Clearly the story could not be published as Tom had written it. Despite his best efforts at obfuscation, rereading his own first draft, Tom saw that it would very likely serve as his obituary it if were published. When you put something into writing, he mused, and especially if it is published, it becomes part of the physical world and is virtually impossible to erase. So it was with the unavoidable truth that the misfortunes of Ray Walker, Anya Nemerov and Mark Brubaker must be inextricably related. It would have to be revealed eventually that he, Tom Austin, was the missing link.

Tom might not die peacefully of old age at the West End Clinic after all, as he had once imagined, or at the Manor Nursing Home in Cortez, possibly in the same room now occupied by Elizabeth Walker. Instead, he now seemed destined to be swept up in the vortex of a West End conspiracy whose dimensions he could just barely discern. He might well meet a violent end in the next five minutes, five hours, or five days, or he might die in prison.

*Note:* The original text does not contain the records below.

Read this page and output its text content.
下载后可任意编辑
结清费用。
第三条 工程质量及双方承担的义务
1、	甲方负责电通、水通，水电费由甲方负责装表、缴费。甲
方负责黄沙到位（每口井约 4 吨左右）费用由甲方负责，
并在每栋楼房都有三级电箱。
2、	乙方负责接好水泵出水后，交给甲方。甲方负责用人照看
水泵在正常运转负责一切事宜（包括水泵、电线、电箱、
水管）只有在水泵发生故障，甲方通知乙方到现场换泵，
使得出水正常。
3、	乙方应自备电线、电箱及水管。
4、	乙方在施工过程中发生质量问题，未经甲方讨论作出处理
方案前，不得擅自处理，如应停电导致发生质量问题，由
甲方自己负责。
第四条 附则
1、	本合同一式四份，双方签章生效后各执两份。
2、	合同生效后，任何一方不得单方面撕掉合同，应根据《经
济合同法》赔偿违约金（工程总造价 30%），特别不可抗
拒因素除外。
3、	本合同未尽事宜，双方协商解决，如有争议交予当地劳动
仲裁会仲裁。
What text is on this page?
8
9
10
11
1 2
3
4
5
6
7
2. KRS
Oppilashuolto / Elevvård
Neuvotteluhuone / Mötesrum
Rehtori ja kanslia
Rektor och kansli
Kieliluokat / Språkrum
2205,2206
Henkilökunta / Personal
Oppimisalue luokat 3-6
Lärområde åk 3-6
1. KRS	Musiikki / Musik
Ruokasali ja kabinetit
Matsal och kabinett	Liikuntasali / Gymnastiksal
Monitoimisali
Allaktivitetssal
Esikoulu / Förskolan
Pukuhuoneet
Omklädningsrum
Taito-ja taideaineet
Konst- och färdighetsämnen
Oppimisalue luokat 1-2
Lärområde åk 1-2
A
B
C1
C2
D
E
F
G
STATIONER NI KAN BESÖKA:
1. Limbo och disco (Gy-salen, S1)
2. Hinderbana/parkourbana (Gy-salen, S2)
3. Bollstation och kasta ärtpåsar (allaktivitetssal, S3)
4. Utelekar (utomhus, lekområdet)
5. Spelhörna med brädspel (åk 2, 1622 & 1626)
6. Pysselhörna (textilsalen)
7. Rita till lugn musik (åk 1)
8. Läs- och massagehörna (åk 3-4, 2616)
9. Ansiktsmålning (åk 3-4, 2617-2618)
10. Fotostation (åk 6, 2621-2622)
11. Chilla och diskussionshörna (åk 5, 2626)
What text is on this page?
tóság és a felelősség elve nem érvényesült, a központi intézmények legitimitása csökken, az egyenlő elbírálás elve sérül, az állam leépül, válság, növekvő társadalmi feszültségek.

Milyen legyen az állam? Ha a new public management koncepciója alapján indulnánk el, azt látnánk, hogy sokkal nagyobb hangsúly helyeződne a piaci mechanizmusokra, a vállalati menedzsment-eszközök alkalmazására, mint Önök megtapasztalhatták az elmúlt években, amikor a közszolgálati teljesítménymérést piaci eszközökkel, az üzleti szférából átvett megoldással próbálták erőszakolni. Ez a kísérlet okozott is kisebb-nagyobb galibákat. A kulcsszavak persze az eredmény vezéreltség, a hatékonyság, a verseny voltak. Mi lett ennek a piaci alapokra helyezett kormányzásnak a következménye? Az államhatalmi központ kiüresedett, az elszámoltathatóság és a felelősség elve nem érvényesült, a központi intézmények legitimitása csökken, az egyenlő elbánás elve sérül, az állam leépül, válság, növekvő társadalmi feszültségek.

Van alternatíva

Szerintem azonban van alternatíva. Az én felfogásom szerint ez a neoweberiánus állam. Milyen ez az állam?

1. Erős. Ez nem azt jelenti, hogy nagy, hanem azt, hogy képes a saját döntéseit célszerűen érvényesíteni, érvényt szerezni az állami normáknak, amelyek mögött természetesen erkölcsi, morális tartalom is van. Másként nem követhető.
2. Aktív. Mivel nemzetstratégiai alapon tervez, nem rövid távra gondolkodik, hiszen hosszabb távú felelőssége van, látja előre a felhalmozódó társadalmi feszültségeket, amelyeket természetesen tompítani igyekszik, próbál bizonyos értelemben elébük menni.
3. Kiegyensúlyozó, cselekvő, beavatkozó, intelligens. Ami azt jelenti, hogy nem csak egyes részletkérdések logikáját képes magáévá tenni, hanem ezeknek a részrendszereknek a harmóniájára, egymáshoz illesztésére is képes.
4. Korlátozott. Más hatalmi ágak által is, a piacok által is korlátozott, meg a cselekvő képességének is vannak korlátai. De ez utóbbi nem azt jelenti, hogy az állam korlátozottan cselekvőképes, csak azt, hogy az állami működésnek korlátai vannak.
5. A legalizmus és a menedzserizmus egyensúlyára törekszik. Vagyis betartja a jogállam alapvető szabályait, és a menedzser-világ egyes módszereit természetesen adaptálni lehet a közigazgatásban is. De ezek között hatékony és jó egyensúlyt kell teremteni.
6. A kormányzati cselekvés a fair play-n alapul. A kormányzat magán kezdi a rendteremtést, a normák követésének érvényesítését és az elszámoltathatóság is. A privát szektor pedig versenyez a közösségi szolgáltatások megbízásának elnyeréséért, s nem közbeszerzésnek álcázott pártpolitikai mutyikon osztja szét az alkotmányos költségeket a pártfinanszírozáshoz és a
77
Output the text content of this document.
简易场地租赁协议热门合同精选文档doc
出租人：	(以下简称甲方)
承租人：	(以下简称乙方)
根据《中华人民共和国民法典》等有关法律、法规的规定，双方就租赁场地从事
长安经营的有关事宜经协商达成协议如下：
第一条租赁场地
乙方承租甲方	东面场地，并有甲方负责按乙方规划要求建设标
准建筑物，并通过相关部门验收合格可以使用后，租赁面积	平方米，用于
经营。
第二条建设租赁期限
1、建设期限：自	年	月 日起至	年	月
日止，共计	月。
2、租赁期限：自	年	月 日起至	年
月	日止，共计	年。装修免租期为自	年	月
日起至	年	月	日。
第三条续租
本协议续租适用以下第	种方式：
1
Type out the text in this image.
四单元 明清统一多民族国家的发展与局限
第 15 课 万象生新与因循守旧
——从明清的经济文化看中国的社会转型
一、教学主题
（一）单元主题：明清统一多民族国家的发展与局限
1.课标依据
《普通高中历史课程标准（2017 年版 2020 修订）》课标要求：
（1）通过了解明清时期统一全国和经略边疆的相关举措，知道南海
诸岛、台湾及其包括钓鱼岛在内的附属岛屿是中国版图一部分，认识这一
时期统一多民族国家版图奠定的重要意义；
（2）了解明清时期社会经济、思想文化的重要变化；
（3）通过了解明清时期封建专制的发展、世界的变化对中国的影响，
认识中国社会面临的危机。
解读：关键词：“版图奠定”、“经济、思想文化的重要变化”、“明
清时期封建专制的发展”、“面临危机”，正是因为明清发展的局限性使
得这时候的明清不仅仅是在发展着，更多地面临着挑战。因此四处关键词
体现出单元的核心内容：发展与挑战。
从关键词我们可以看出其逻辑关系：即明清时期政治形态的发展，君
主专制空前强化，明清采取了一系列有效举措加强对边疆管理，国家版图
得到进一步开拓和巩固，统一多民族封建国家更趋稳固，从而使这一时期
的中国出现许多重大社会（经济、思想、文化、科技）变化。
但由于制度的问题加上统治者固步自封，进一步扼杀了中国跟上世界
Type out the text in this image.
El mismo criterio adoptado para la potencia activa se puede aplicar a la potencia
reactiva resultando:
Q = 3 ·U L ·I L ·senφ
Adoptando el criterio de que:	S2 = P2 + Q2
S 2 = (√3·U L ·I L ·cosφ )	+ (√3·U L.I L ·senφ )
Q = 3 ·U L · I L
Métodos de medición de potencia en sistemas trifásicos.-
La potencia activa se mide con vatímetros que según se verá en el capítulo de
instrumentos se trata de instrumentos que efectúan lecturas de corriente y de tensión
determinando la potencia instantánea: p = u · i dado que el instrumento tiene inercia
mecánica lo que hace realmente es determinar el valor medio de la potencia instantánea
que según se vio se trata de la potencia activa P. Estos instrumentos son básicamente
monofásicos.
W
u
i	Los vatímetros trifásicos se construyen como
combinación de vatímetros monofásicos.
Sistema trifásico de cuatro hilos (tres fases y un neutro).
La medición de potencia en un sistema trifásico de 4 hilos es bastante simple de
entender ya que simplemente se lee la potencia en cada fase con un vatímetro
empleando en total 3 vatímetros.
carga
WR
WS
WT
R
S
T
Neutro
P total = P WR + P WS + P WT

As consolation, there was time for Tom to find a way to rewrite the story before he was forced to publish it – if he could only figure out how. There might yet be a way out of the devious trap he had managed to construct for himself. But his escape would require not only more ingenuity, but also a dramatic turn of events that Tom could neither foresee nor imagine.  He had only a few precious days’ time to work things out, or for fate to lend a hand, with nothing more mundane than his own impending newspaper deadline ticking away the minutes and hours to his probable doom.